After it premiered in 2006,
Snakes on a Plane gained $62 million worldwide from its $33 million budget, not bad but with its
initial opening weekend seen as disappointing to the point David Tuckerman, New Line's
president of distribution, found its expectations to be a disappointment. It was
The Golden Compass (2007), a misfire
in terms of trying to make a commercial property out of Philip Pullman's acclaimed (but also controversial) children's
fantasy literature, that was arguably the production that killed New Line Cinema, but they had a string
of failures running up to it that, with Snakes on a Plane's not being the ultra
hit they wanted, probably didn't help financially.
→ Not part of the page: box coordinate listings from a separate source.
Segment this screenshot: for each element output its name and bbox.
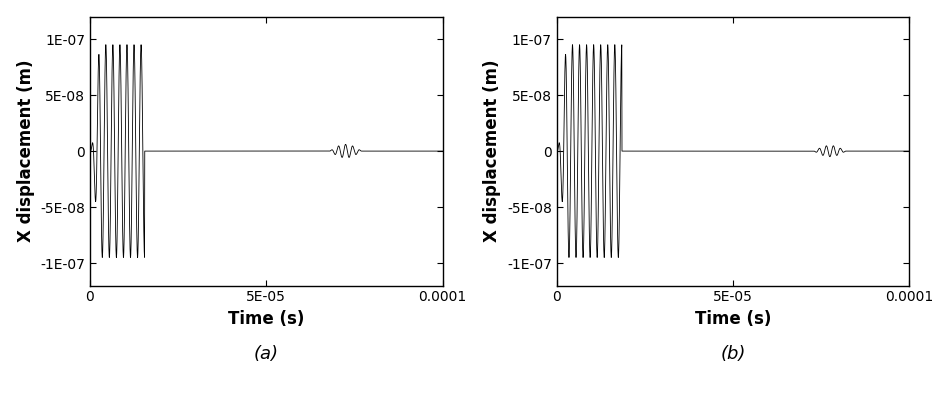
Text: (a): (a) [254,345,278,362]
Y-axis label: X displacement (m): X displacement (m) [484,60,502,242]
Y-axis label: X displacement (m): X displacement (m) [17,60,34,242]
X-axis label: Time (s): Time (s) [694,310,771,328]
X-axis label: Time (s): Time (s) [228,310,304,328]
Text: (b): (b) [720,345,746,362]
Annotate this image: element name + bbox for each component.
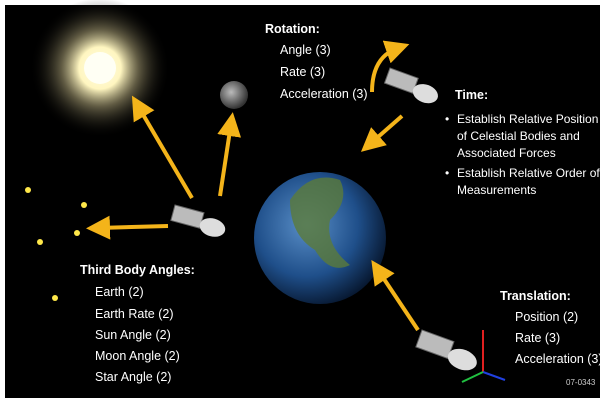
figure-id: 07-0343 (566, 378, 595, 387)
translation-title: Translation: (500, 286, 571, 307)
diagram: Rotation: Angle (3) Rate (3) Acceleratio… (0, 0, 605, 403)
rotation-item: Acceleration (3) (280, 84, 368, 105)
third-body-item: Star Angle (2) (95, 367, 171, 388)
moon (220, 81, 248, 109)
third-body-item: Sun Angle (2) (95, 325, 171, 346)
time-item: Establish Relative Position of Celestial… (445, 111, 605, 162)
rotation-title: Rotation: (265, 19, 320, 40)
time-item: Establish Relative Order of Measurements (445, 165, 605, 199)
third-body-item: Earth (2) (95, 282, 144, 303)
translation-item: Rate (3) (515, 328, 560, 349)
sun-core (84, 52, 116, 84)
translation-item: Position (2) (515, 307, 578, 328)
third-body-item: Earth Rate (2) (95, 304, 174, 325)
time-title: Time: (455, 85, 488, 106)
third-body-title: Third Body Angles: (80, 260, 195, 281)
third-body-item: Moon Angle (2) (95, 346, 180, 367)
rotation-item: Rate (3) (280, 62, 325, 83)
translation-item: Acceleration (3) (515, 349, 603, 370)
rotation-item: Angle (3) (280, 40, 331, 61)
Over ten years later, and
barring some articles celebrating the film, I wonder if anyone remembers Snakes on a Plane enough to have a huge
cult; I'm still surprised I once read of this film in film magazines like Total Film anticipating some cult
phenomenon to take place in the news sections, the mediocre reactions leading
to an immediate (and deathly) silence soon after like many films that magazine
or Empire even plaster on their front covers. It's still a fascinating legacy
that arguably has a greater legacy, as the internet, whilst an echo chamber at
times, is behind a lot of films and how they are shaped or seen in the culture.
Probably the saddest things are
a) this had a chance to take a premise that, usually on even lower budgets, has
died out beyond very cheap schlock in terms of monster films and squandered the
chance to be completely over-the-top, and b) connects to the strange tale that
despite creating the Nightmare on Elm
Street franchise, and just succeeding so much with the Lord of the Rings trilogy a few years earlier, New Line Cinema still dissipated and was eventually swallowed up by
another company. That Snakes on a Plane
still made quite a bit of money back but was still being seen as a bad
investment just feels like a kick whilst they were falling over.